I tried some pickled Okra today. Haven't been around canning since my Mom did it many years ago. I read up on and believe I followed the procedures correctly. I packed it, filled to the level called for, cleared the air bubbles off the jar and wiped down the sealing surface. I also cleaned and heated the lids and jars. 

My question is how tight to turn the ring initially. I didn't crank down on the lid. I turned until I felt resistance and then about a 1/4 turn past that. I noticed when I placed the jars in the water and before it came back to a boil some air seeping out from under the rings on a couple of jars. Is that normal or did I not have the lids on tight enough. The jars appear to have sealed as there is no popping cap sound or flex on the lids when pushed.

I don't mind sacrificing these jars in the name of safety. I would rather get it right than worry about $6-7 bucks worth of ingredients it took to make it.

Thanks in advance for any advice.


----------



## Profish00 (May 21, 2004)

This is Mrs Profish, seems like they should be fine. I never over tighten them before they go in the pot though. Just firm. After they come out and cool slightly, check then tighten them. You should be able to turn them slightly more and the seals with be setting and the centers shouldn't 
have any give...

PS. I have a great brine for okra, or cucumbers if you like...


----------



## Too Tall (May 21, 2004)

Thank You. I would like to try that brine.


----------



## Profish00 (May 21, 2004)

Well here it is
Brine:
12 cups water
2 cups 9% vinegar
10 Tbsp. canning salt
2 tsp. sugar
Wash cucumbers or okra with brush.
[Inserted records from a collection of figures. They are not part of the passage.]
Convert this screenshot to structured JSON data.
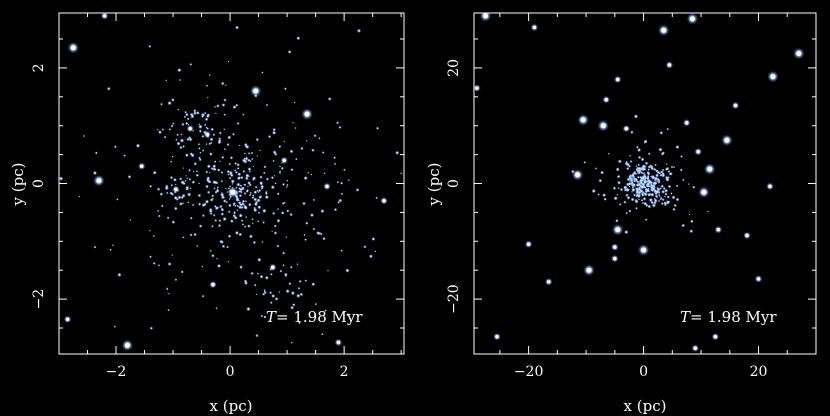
{
  "colors": {
    "background": "#000000",
    "frame": "#ffffff",
    "star": "#cfe6ff",
    "glow": "#5aa0ff"
  },
  "chart_data": [
    {
      "type": "scatter",
      "xlabel": "x (pc)",
      "ylabel": "y (pc)",
      "xlim": [
        -3,
        3.05
      ],
      "ylim": [
        -2.95,
        2.95
      ],
      "xticks": [
        -2,
        0,
        2
      ],
      "yticks": [
        -2,
        0,
        2
      ],
      "xtick_labels": [
        "−2",
        "0",
        "2"
      ],
      "ytick_labels": [
        "−2",
        "0",
        "2"
      ],
      "grid": false,
      "annotation": {
        "symbol": "T",
        "text": "= 1.98 Myr"
      },
      "bright_stars": [
        {
          "x": -2.75,
          "y": 2.35,
          "size": 3
        },
        {
          "x": -1.8,
          "y": -2.8,
          "size": 3
        },
        {
          "x": -2.3,
          "y": 0.05,
          "size": 3
        },
        {
          "x": 0.45,
          "y": 1.6,
          "size": 3
        },
        {
          "x": 1.35,
          "y": 1.2,
          "size": 3
        },
        {
          "x": -0.7,
          "y": 0.95,
          "size": 2
        },
        {
          "x": -0.4,
          "y": 0.85,
          "size": 2
        },
        {
          "x": 0.05,
          "y": -0.15,
          "size": 3
        },
        {
          "x": -0.95,
          "y": -0.1,
          "size": 2
        },
        {
          "x": -0.3,
          "y": -1.75,
          "size": 2
        },
        {
          "x": 0.75,
          "y": -1.45,
          "size": 2
        },
        {
          "x": 1.7,
          "y": -0.05,
          "size": 2
        },
        {
          "x": -1.55,
          "y": 0.3,
          "size": 2
        },
        {
          "x": 0.95,
          "y": 0.4,
          "size": 2
        },
        {
          "x": 2.7,
          "y": -0.3,
          "size": 2
        },
        {
          "x": -2.85,
          "y": -2.35,
          "size": 2
        },
        {
          "x": 1.9,
          "y": -2.75,
          "size": 2
        },
        {
          "x": -2.2,
          "y": 2.9,
          "size": 2
        }
      ],
      "clusters": [
        {
          "cx": 0.1,
          "cy": -0.2,
          "sx": 0.32,
          "sy": 0.32,
          "n": 160
        },
        {
          "cx": -0.55,
          "cy": 0.9,
          "sx": 0.18,
          "sy": 0.2,
          "n": 45
        },
        {
          "cx": -0.8,
          "cy": -0.1,
          "sx": 0.2,
          "sy": 0.15,
          "n": 30
        },
        {
          "cx": 0.9,
          "cy": -1.8,
          "sx": 0.3,
          "sy": 0.3,
          "n": 25
        },
        {
          "cx": 0.0,
          "cy": 0.0,
          "sx": 1.2,
          "sy": 1.1,
          "n": 320
        }
      ]
    },
    {
      "type": "scatter",
      "xlabel": "x (pc)",
      "ylabel": "y (pc)",
      "xlim": [
        -29.5,
        30
      ],
      "ylim": [
        -29.5,
        29.5
      ],
      "xticks": [
        -20,
        0,
        20
      ],
      "yticks": [
        -20,
        0,
        20
      ],
      "xtick_labels": [
        "−20",
        "0",
        "20"
      ],
      "ytick_labels": [
        "−20",
        "0",
        "20"
      ],
      "grid": false,
      "annotation": {
        "symbol": "T",
        "text": "= 1.98 Myr"
      },
      "bright_stars": [
        {
          "x": -27.5,
          "y": 29,
          "size": 3
        },
        {
          "x": -19,
          "y": 27,
          "size": 2
        },
        {
          "x": 3.5,
          "y": 26.5,
          "size": 3
        },
        {
          "x": 8.5,
          "y": 28.5,
          "size": 3
        },
        {
          "x": 27,
          "y": 22.5,
          "size": 3
        },
        {
          "x": 22.5,
          "y": 18.5,
          "size": 3
        },
        {
          "x": 4.5,
          "y": 20.5,
          "size": 2
        },
        {
          "x": -4.5,
          "y": 18,
          "size": 2
        },
        {
          "x": -6.5,
          "y": 14.5,
          "size": 2
        },
        {
          "x": 16,
          "y": 13.5,
          "size": 2
        },
        {
          "x": -10.5,
          "y": 11,
          "size": 3
        },
        {
          "x": -7,
          "y": 10,
          "size": 3
        },
        {
          "x": -3,
          "y": 9.5,
          "size": 2
        },
        {
          "x": 7.5,
          "y": 10.5,
          "size": 2
        },
        {
          "x": 14.5,
          "y": 7.5,
          "size": 3
        },
        {
          "x": 9.5,
          "y": 5.5,
          "size": 2
        },
        {
          "x": 11.5,
          "y": 2.5,
          "size": 3
        },
        {
          "x": -11.5,
          "y": 1.5,
          "size": 3
        },
        {
          "x": 10.5,
          "y": -1.5,
          "size": 3
        },
        {
          "x": 22,
          "y": -0.5,
          "size": 2
        },
        {
          "x": -4.5,
          "y": -8,
          "size": 3
        },
        {
          "x": -5,
          "y": -11,
          "size": 2
        },
        {
          "x": -20,
          "y": -10.5,
          "size": 2
        },
        {
          "x": 0,
          "y": -11.5,
          "size": 3
        },
        {
          "x": -5,
          "y": -13,
          "size": 2
        },
        {
          "x": 13,
          "y": -8,
          "size": 2
        },
        {
          "x": 18,
          "y": -9,
          "size": 2
        },
        {
          "x": -9.5,
          "y": -15,
          "size": 3
        },
        {
          "x": -16.5,
          "y": -17,
          "size": 2
        },
        {
          "x": 20,
          "y": -16.5,
          "size": 2
        },
        {
          "x": -25.5,
          "y": -26.5,
          "size": 2
        },
        {
          "x": 9,
          "y": -28.5,
          "size": 2
        },
        {
          "x": -29,
          "y": 16.5,
          "size": 2
        },
        {
          "x": 12.5,
          "y": -26.5,
          "size": 2
        }
      ],
      "clusters": [
        {
          "cx": 0.3,
          "cy": 0.0,
          "sx": 1.8,
          "sy": 1.7,
          "n": 240
        },
        {
          "cx": 0.5,
          "cy": 0.3,
          "sx": 4.0,
          "sy": 3.6,
          "n": 120
        }
      ]
    }
  ]
}
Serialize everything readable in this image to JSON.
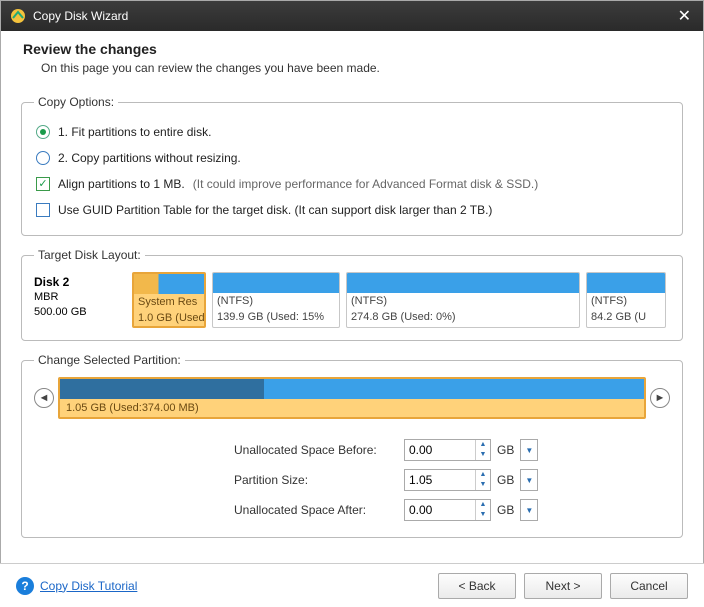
{
  "window": {
    "title": "Copy Disk Wizard"
  },
  "header": {
    "title": "Review the changes",
    "subtitle": "On this page you can review the changes you have been made."
  },
  "copyOptions": {
    "legend": "Copy Options:",
    "radio1": "1. Fit partitions to entire disk.",
    "radio2": "2. Copy partitions without resizing.",
    "check1": "Align partitions to 1 MB.",
    "check1note": "(It could improve performance for Advanced Format disk & SSD.)",
    "check2": "Use GUID Partition Table for the target disk. (It can support disk larger than 2 TB.)",
    "selectedRadio": 1,
    "alignChecked": true,
    "guidChecked": false
  },
  "targetLayout": {
    "legend": "Target Disk Layout:",
    "disk": {
      "name": "Disk 2",
      "type": "MBR",
      "size": "500.00 GB"
    },
    "partitions": [
      {
        "line1": "System Res",
        "line2": "1.0 GB (Used",
        "widthPx": 74,
        "usedPct": 35,
        "color": "#3aa0e8",
        "usedColor": "#f2b84b",
        "selected": true
      },
      {
        "line1": "(NTFS)",
        "line2": "139.9 GB (Used: 15%",
        "widthPx": 128,
        "usedPct": 15,
        "color": "#3aa0e8",
        "usedColor": "#3aa0e8",
        "selected": false
      },
      {
        "line1": "(NTFS)",
        "line2": "274.8 GB (Used: 0%)",
        "widthPx": 234,
        "usedPct": 0,
        "color": "#3aa0e8",
        "usedColor": "#3aa0e8",
        "selected": false
      },
      {
        "line1": "(NTFS)",
        "line2": "84.2 GB (U",
        "widthPx": 80,
        "usedPct": 0,
        "color": "#3aa0e8",
        "usedColor": "#3aa0e8",
        "selected": false
      }
    ]
  },
  "changeSelected": {
    "legend": "Change Selected Partition:",
    "usedPct": 35,
    "label": "1.05 GB (Used:374.00 MB)",
    "barUsedColor": "#2f6f9f",
    "barFreeColor": "#3aa0e8"
  },
  "form": {
    "beforeLabel": "Unallocated Space Before:",
    "beforeValue": "0.00",
    "sizeLabel": "Partition Size:",
    "sizeValue": "1.05",
    "afterLabel": "Unallocated Space After:",
    "afterValue": "0.00",
    "unit": "GB"
  },
  "footer": {
    "helpText": "Copy Disk Tutorial",
    "back": "< Back",
    "next": "Next >",
    "cancel": "Cancel"
  }
}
Pack and clean jars along with fresh dill and 2 hot peppers.(per quart). Bring brine to a boil and pour over cucs to within 1/4 inch of jar top. Place lids with rims on jars loosely, but "touching". Place in water bath (not flooded). Bring to a boil for 5 minutes. Remove from water bath and tighten lids. Let stand at room temp. to cool and seal. Check to insure lids are sealed after cooling. Hint' place new jar lids in water on stove to warm before using: this helps aid in the lid sealing to the jar.


----------



## saltylady (Jun 30, 2010)

I can yearly Mrs profish00 is exactly right :cheers:


----------



## RiverRat1962 (Mar 23, 2009)

If they have a good seal they should be fine, take the rings off and if you can lift the jar by the lids without breaking the seal then they're good to go. If not and a jar didn't seal properly just refrigerate and use that jar first.


----------



## w_r_ranch (Jan 14, 2005)

2X


----------



## albert white (Feb 3, 2008)

I have canned many jars of okra, none of which I have ever put in a boiling water bath or canner. Just boiled my recipe and poured over the okra in the jars and snug the lid up. Never had a problem. My .02


----------



## Too Tall (May 21, 2004)

Well it looks like everything is good to go. Took the rings off and the jars stayed sealed w/no leaks. Thanks for the info. Mrs Profish I will be trying that brine out.


----------



## deano77511 (Feb 2, 2005)

Profish00 said:


> Well here it is
> Brine:
> 12 cups water
> 2 cups 9% vinegar
> ...


 Mrs.Profish do you have a brine you use for pickling egg's?


----------